Newborn stars, giant “fingers”, and free-floating planets: James Webb photographs the Orion Nebula

Astronomers working with the James Webb Space Observatory (JWST) have published another series of impressive images of a famous object. This time the telescope photographed the Orion nebula.

Nearest star maternity hospital

The Orion Nebula is a huge accumulation of gas and dust, in the depths of which thousands of new luminaries are being born right now. This is one of the regions of active star formation closest to Earth. 4.5 billion years ago, our Sun also formed inside a similar “stellar maternity hospital”.

Diagram of the constellation Orion and the nebula photographed by the James Webb Telescope. Source: NASA/ESA/CSA/MCCAUGHREAN & PEARSON

Due to its proximity to Earth (it is located at a distance of 1,350 light-years from the Solar System), the Orion Nebula can be seen in the sky with the naked eye. It is a very popular object for observations, both by amateur astronomers and the world’s most powerful observatories, including JWST. It can observe details of the Nebula that are inaccessible to other telescopes thanks to its huge mirror and the ability to capture infrared radiation, which, unlike visible light, passes through dust. 

Infrared portrait of the Orion Nebula

In total, the researchers have published two portraits of the Orion Nebula. The first consists of 2,400 images taken by a NIRCam camera through filters that transmit near-infrared waves. It demonstrates the gas, stars and newborn luminaries of the system filling the nebula. The latter are surrounded by dense disks of gas and dust, in which planets may be forming.

Orion Nebula in the near infrared. Source: NASA/ESA/CSA/MCCAUGHREAN & PEARSON

Some of the protoplanetary disks are destroyed by the powerful ultraviolet radiation of the most massive stars in the region. It is especially worth highlighting the Trapezium — a star cluster located in the center. Its five largest stars have a mass of about 15-30 solar and provide the main contribution to the illumination of the surrounding nebula.

Protoplanetary disks around newborn stars of the Orion Nebula. Source: NASA/ESA/CSA/MCCAUGHREAN & PEARSON

The second image is made up of 712 images taken using filters that transmit longer waves. The gas and dust components of the Nebula are visible on it with greater sensitivity in the infrared range, but with a lower spatial resolution than in the short-wave image. 

Orion Nebula at longer infrared wavelengths. Source: NASA/ESA/CSA/MCCAUGHREAN & PEARSON

The nebula is mostly filled with ionized gas, which is shown in purple, while in the vicinity there is a mixture of dust and molecular gas, shown in red, brown and green. You can see a cavity “cut out” in the gas clouds by the radiation of massive stars in the left part.

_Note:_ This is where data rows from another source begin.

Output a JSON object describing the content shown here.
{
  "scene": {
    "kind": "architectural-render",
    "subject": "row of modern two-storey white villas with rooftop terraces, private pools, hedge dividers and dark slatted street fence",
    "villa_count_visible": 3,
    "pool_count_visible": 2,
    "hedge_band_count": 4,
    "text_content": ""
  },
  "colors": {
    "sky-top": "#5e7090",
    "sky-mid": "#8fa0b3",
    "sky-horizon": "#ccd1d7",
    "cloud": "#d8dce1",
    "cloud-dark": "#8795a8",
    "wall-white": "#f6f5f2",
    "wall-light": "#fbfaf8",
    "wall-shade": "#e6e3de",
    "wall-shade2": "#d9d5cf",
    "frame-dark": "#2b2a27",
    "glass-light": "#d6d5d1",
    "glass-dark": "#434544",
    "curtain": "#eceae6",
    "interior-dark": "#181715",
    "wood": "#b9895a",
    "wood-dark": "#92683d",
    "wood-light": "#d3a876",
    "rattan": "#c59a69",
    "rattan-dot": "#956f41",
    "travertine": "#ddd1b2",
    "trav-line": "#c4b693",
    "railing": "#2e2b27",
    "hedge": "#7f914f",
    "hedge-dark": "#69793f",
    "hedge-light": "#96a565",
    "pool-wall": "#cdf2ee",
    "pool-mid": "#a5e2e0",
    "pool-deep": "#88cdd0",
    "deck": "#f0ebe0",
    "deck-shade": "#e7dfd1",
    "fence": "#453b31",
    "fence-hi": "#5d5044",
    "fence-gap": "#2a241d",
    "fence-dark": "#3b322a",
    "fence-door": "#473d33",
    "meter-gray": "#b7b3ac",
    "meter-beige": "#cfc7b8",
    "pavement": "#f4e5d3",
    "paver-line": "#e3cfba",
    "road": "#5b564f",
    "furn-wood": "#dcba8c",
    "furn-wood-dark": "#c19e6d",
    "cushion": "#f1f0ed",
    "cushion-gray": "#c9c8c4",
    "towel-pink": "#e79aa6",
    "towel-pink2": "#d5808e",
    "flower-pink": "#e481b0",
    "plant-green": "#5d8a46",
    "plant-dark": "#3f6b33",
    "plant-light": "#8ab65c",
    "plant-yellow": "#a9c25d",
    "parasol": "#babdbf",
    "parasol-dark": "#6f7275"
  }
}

Consequences of a stellar collision

In addition to the entire Nebula as a whole, James Webb’s images also allow us to examine in detail a number of its constituent objects and structures. Among them are the “fingers”. This unusual formation consists of gas ejected during an explosion that occurred approximately 500–1000 years ago in the center of a dense molecular cloud. According to scientists, it could have been caused by the collision of two young massive stars.

Structure located inside the Orion Nebula, resembling giant fingers. Source: NASA/ESA/CSA/MCCAUGHREAN & PEARSON

The “fingers” have a predominantly red color, which indicates the emission of hydrogen heated as a result of the explosion. Near the tips of the “fingers”, the radiation turns green due to iron atoms, and in some places where the gas is the hottest, it is even white.

Free-floating planets

In addition to the “fingers”, JWST also photographed many free-floating objects, the size of Jupiter, which are not associated with any star. Astronomers use the term JuMBO (Jupiter Mass Binary Objects) to denote them. The most intriguing thing is that they seem to move in pairs. In total, JWST photographed more than two dozen pairs of JuMBO.

Photographed by James Webb free-floating planets in the Orion Nebula. Source: NASA/ESA/CSA/MCCAUGHREAN & PEARSON

According to one version, these objects were formed in those regions of the nebula where the density of matter was insufficient for the formation of full-fledged stars. Another possibility is that they were originally formed around stars and then, as a result of various interactions, were thrown into interstellar space. So far, astronomers consider the second scenario more likely.